UĞULTU VE ÇINLAMALAR ÖNEMSENMİYOR
Yüksek ses nedeniyle gelişen hasara bağlı iç kulak tipi işitme kaybı yavaş ve sinsi ilerleyen bir durumdur. Uğultu ve çınlama gibi erken belirtiler de kişi tarafından önemsenmeyebilir. Ancak işitme kaybı konuşma seslerinde de işitme kaybına yol açtığında, tekrarlatmalar veya yanıt vermemeler, yani kişinin çevre ile iletişimi bozulunca göze çarpabilir ve bu durumda da çok geç kalınmış olabilir.
KULAKLIK TİPİ DE ÖNEMLİ
Cihazın ürettiği sesler kadar, kulaklıkların tipleri de burada önem taşıyor.
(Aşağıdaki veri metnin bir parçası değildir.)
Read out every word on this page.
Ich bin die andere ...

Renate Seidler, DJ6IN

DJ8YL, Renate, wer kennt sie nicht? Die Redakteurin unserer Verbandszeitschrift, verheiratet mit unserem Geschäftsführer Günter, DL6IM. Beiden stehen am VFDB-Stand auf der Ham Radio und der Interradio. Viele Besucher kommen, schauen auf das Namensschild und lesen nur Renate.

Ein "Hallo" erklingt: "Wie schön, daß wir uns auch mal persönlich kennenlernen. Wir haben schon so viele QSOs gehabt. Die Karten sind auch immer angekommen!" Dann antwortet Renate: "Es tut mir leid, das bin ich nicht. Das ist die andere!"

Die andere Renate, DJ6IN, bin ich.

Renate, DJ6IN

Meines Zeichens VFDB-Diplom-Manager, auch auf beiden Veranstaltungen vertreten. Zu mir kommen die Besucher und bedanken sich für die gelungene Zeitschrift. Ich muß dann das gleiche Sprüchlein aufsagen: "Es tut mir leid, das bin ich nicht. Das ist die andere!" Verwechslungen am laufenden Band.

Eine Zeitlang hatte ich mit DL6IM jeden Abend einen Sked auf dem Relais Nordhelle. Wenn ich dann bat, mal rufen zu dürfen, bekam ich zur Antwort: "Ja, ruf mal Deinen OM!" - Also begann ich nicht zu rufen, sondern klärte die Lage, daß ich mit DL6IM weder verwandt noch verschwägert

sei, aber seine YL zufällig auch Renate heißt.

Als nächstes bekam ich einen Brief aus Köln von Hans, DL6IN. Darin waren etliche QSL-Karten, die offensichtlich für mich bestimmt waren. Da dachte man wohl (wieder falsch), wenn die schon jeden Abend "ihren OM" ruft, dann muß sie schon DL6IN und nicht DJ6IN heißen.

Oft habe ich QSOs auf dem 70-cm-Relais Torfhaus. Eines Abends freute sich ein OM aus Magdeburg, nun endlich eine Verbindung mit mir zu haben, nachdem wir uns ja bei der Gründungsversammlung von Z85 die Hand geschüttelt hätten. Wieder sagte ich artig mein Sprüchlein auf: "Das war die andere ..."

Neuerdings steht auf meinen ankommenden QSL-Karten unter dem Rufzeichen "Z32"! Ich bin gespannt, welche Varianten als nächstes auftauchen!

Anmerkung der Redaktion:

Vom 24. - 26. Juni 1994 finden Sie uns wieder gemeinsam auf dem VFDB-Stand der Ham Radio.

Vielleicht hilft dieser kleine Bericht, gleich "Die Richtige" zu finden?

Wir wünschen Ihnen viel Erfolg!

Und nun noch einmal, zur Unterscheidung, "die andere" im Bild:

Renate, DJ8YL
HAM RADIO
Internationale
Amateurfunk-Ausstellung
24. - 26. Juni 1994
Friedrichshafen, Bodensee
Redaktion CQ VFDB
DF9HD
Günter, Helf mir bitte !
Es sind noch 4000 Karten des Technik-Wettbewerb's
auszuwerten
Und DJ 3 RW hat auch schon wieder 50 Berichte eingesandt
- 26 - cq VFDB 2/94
Hangi kulaklık tipinin daha güvenli olduğu konusu dışarıdan ses alıp almaması ile ilgili. Çevredeki gürültü yükseldikçe kullanıcılar cihazlarının sesini yükseltiyorlar. Araştırmalara göre kanal içi kulaklıklar (ing.: insert), kulak içi (ing.: earbud) veya kafa üstü (ing.: earmuff) kulaklıklardan daha düşük seviyelerde sesle tatmin sağladıklarından daha güvenli olarak kabul ediliyorlar. Ancak bunlar kişinin kulak kanalına göre özel üretildikleri için fiyatları da yüksek olabiliyor. Bu nedenle prensipte hangi kulaklık olursa olsun, dışarıdan en az ses alan tercih edilmelidir. Böylelikle 9-12 desibel ses şiddetinde bir farktan işitme korunmuş olabiliyor.
KULAKLIĞI TEK TARAFLI KULLANMAYIN
Kulaklıkların tek taraflı kullanılması da uygun değil. Alışkanlık gereği tek kulaklık kullanımı ya da diğer tekinin bir arkadaşa verildiği durumda ses yine yükseltiliyor. Bu da işitme için riski artırıyor.